Erschreckend ist die Kleinteiligkeit eines Wusts an Regelungen, die in die Praxisgestaltung eines freien Berufs erheblich eingreifen und zugleich ein Misstrauen gegenüber der Selbstverwaltung darstellen. Dr. Andreas Gassen
 

Dr. Andreas Gassen

Dr. Andreas Gassen, Vorstandsvorsitzender der Kassenärztlichen Bundesvereinigung, begrüßt, dass durch die Gesetzesvorlange das Prinzip „mehr Geld für mehr Leistung“ gestärkt werde. „Erschreckend ist die Kleinteiligkeit eines Wusts an Regelungen, die in die Praxisgestaltung eines freien Berufs erheblich eingreifen und zugleich ein Misstrauen gegenüber der Selbstverwaltung darstellen. Dies alles wird die Bürokratie in den Arztpraxen noch einmal deutlich erhöhen“, prognostiziert der KBV-Chef.

Auch die Vertreterversammlung der KBV protestiert: In einer Resolution zum TSVG beklagen die Vertreter, das neue Gesetz wäre „geeignet, die Attraktivität der Niederlassung weiter zu vermeiden. Wir brauchen im Gegenteil mehr Gestaltungsfreiheit und Regionalität im Bereich der Selbstverwaltung“.
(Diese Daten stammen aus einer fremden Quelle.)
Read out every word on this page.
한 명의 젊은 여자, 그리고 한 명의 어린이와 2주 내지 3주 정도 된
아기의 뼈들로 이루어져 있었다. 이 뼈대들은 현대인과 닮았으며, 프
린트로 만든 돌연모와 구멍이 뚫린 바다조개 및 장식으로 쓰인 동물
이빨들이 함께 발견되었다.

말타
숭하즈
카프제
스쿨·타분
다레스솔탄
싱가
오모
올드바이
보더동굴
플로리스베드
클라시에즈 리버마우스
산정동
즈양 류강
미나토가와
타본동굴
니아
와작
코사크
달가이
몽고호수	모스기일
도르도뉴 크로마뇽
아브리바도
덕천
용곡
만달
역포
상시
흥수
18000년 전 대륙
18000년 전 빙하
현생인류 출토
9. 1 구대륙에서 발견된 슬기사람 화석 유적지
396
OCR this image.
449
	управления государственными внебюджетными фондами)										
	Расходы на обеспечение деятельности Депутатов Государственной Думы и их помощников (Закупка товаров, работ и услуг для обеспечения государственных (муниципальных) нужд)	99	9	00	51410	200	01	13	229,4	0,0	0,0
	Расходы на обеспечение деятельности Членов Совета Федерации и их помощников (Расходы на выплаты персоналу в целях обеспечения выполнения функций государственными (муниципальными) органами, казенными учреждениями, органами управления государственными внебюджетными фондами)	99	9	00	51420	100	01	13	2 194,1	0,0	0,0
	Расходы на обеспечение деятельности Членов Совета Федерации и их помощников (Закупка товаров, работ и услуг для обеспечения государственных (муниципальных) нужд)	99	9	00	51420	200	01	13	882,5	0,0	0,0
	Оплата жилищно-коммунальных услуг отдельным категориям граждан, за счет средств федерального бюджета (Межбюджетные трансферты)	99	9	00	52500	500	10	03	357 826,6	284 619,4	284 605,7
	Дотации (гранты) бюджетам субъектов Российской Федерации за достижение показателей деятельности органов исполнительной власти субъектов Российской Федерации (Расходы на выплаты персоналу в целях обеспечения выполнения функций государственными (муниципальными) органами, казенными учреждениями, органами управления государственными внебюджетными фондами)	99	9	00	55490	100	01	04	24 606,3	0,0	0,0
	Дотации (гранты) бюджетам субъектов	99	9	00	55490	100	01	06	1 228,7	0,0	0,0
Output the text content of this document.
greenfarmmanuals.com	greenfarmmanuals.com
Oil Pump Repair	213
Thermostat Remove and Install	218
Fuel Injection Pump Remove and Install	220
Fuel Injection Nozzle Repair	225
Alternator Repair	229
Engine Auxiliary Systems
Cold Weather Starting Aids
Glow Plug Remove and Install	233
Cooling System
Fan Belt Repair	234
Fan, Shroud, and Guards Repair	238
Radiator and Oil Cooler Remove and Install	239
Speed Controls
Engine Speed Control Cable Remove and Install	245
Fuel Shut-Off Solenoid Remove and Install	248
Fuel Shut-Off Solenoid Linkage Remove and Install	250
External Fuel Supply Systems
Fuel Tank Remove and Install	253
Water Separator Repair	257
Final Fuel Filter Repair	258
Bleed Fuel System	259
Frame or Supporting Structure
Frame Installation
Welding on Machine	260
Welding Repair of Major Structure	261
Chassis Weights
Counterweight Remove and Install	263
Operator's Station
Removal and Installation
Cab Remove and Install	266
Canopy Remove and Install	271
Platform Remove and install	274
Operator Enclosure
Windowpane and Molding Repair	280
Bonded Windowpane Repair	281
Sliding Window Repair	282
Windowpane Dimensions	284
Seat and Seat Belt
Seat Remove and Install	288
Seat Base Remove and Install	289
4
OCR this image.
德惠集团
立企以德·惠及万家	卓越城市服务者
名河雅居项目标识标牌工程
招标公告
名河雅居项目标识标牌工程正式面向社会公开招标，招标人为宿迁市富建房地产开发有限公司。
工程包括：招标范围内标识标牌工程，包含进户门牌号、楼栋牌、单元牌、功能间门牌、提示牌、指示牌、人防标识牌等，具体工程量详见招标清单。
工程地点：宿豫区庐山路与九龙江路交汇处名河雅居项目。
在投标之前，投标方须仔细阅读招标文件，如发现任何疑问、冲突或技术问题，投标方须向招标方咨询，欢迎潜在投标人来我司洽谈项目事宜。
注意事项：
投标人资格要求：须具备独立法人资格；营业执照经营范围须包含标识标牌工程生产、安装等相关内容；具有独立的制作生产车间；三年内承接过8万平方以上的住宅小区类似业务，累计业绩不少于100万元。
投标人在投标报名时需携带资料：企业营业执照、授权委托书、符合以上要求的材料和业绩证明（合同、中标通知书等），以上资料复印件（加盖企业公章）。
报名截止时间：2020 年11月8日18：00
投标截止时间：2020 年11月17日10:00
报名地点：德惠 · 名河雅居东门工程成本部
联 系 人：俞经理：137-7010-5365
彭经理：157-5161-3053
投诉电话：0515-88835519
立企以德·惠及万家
Die Krankenkassen begrüßen unter anderem den verpflichtenden Ausbau der Terminservicestellen. Aber sie kritisieren die zusätzlichen Honorare für die Ärzte. Florian Lanz, Sprecher des GKV-Spitzenverbandes, erklärt: „Mehr Geld in Form von Zuschlägen oder dergleichen alleine dafür, dass die niedergelassenen Ärzte in ihrer Gesamtheit die Aufgaben im Bereich der Sprechzeiten und der Terminvergabe nicht länger vernachlässigen, lehnen wir ab.“

Nach Angaben BMG soll das Gesetz im Frühjahr 2019 in Kraft treten. Eine Zustimmung des Bundesrates ist nicht nötig.